I had a requirement to tap into ZFCUser's auth event to log IP addresses and times in addition to auth record ID.  At the time at which this blog post was authored, documentation was nonexistent.  If you've stumbled here, you're probably commiserating after having Googled and found dead-end StackOverflow posts!

Here's the solution!  (Assuming you've already set up a custom user, see this blog post)

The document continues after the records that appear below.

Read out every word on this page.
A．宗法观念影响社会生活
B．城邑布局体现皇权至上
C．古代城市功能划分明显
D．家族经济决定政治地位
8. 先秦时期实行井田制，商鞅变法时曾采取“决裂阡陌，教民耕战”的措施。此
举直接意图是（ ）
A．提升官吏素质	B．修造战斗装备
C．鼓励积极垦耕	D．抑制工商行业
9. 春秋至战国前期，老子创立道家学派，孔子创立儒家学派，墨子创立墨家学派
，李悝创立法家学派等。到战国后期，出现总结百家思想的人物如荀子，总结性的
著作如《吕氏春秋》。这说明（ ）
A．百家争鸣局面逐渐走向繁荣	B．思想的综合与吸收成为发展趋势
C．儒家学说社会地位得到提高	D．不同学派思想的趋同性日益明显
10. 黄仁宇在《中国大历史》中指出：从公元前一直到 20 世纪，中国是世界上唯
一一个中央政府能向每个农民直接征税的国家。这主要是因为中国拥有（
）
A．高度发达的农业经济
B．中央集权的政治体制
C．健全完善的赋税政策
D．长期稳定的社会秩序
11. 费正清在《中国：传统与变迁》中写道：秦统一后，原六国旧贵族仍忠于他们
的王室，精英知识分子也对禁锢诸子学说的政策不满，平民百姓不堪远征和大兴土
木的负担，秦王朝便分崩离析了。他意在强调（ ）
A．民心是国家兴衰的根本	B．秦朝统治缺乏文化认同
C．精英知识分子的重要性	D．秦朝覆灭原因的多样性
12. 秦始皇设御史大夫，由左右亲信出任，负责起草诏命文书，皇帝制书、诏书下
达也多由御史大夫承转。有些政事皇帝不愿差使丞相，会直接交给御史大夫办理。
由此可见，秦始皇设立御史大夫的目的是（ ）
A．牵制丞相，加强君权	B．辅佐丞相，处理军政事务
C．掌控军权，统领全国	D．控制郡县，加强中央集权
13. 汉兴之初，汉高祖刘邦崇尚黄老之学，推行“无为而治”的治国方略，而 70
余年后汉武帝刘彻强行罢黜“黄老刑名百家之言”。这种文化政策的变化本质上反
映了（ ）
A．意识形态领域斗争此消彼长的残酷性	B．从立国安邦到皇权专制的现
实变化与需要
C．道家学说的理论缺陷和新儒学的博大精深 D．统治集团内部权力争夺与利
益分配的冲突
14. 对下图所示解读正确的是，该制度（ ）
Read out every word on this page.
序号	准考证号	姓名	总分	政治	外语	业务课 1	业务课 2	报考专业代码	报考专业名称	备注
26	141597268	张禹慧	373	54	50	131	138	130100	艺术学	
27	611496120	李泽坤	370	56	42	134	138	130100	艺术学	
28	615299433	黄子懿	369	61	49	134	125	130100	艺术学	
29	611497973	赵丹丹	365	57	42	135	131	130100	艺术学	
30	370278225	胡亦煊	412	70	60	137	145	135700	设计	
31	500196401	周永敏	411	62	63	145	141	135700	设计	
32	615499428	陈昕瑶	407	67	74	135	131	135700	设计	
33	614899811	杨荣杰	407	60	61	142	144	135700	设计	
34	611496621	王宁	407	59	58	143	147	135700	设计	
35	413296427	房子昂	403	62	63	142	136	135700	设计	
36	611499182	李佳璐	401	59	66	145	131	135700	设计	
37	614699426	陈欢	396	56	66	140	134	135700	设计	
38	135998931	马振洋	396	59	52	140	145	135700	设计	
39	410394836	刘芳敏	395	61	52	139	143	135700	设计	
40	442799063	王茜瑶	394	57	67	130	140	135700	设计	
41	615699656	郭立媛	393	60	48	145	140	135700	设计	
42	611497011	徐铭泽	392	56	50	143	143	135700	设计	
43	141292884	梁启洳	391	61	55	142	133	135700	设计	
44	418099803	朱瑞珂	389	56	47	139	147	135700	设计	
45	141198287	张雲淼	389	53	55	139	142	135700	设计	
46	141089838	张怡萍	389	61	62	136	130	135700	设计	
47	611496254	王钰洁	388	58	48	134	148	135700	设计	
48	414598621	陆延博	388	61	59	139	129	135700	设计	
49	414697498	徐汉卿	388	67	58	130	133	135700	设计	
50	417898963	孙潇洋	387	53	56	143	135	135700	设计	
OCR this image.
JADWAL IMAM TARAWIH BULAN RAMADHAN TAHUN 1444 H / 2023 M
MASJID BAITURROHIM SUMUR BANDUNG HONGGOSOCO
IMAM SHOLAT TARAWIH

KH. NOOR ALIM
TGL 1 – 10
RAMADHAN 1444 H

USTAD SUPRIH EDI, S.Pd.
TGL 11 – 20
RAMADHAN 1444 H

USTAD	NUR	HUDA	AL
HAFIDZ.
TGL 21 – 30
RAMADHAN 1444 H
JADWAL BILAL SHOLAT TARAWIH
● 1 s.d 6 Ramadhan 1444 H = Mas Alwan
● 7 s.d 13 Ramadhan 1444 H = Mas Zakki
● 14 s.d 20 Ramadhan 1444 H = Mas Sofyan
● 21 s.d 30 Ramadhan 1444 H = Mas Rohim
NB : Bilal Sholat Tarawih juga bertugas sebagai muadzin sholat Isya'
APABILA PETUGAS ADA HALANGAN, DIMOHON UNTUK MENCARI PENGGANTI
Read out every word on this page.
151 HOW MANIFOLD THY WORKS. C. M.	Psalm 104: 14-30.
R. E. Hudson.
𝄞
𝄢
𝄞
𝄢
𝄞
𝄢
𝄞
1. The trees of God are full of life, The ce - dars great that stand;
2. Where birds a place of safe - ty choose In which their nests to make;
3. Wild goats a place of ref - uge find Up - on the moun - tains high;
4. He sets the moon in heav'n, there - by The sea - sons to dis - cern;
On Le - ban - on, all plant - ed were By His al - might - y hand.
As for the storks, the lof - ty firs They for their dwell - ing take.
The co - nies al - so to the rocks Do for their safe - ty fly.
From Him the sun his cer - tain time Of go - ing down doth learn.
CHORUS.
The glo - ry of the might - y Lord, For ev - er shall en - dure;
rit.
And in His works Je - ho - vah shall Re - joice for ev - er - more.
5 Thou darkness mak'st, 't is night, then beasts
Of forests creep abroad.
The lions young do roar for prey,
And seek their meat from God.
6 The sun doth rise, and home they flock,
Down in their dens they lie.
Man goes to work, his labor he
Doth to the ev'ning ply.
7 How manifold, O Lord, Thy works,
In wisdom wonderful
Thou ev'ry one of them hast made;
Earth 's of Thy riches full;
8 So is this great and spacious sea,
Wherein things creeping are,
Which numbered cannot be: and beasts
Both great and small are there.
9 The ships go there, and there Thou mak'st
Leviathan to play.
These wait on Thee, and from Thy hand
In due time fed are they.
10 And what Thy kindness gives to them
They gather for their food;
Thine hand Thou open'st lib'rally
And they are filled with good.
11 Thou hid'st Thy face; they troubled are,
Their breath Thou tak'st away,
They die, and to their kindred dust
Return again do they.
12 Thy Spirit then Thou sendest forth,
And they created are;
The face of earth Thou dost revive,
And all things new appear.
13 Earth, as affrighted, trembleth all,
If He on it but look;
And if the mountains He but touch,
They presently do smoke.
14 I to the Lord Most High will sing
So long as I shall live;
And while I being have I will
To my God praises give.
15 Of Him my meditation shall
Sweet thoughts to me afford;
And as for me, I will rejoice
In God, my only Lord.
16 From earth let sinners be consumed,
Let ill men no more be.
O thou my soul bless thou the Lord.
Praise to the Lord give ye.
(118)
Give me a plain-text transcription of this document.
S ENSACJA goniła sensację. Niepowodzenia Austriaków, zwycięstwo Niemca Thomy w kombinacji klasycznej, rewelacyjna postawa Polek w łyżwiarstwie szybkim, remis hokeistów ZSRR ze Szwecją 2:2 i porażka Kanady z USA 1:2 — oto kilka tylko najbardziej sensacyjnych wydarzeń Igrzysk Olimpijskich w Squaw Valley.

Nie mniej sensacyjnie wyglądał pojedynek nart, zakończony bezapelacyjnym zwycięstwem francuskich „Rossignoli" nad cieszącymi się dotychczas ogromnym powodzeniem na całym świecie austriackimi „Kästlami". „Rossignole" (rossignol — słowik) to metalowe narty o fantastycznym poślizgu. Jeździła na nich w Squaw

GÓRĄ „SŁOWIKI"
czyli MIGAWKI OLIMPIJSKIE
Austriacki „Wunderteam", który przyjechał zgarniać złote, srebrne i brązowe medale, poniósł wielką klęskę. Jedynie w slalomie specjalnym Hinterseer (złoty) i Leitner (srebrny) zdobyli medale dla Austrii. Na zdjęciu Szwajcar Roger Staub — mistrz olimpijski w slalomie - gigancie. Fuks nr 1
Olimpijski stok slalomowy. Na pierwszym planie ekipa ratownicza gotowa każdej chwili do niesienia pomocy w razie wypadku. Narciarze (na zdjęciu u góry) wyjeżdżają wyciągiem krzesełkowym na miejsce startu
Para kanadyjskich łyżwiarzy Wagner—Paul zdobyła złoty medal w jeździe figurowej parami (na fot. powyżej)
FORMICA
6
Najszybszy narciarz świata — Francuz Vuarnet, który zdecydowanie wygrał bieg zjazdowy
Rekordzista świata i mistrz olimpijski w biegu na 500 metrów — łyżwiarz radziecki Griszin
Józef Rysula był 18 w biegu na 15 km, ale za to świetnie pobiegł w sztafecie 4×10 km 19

In your custom user Module's (e.g., FooUser per link above) onBootstrap event, add this code: 

 

$sm = $e->getApplication()->getServiceManager();
$zfcAuthEvents = $e->getApplication()->getServiceManager()->get('ZfcUser\Authentication\Adapter\AdapterChain')->getEventManager();

$zfcAuthEvents->attach( 'authenticate', function( $authEvent ) use( $sm ){
try
{
$remote = new \Zend\Http\PhpEnvironment\RemoteAddress;
$remote->setUseProxy( true );

$mapper = $sm->get( 'auth_log_mapper' );
$log_entity = new \FooUser\Entity\UserAuthenticationLog;
$log_entity->populate(
array(
'user_id' => $authEvent->getIdentity(),
'auth_time' => new \DateTime( "now" ),
'ip_address' => $remote->getIpAddress()
)
);

$mapper->save( $log_entity );
return true;
}
catch( \Exception $x )
{
// handle it
}
});

Your mileage may vary, I left the guts of my custom user functions in there in case it helps.  The $authEvent->getIdentity() returns an integer; and if you don't return true, it breaks the chain. 

So simple, what a PITA to deciper!   Hope this helps someone - I'd be a day younger.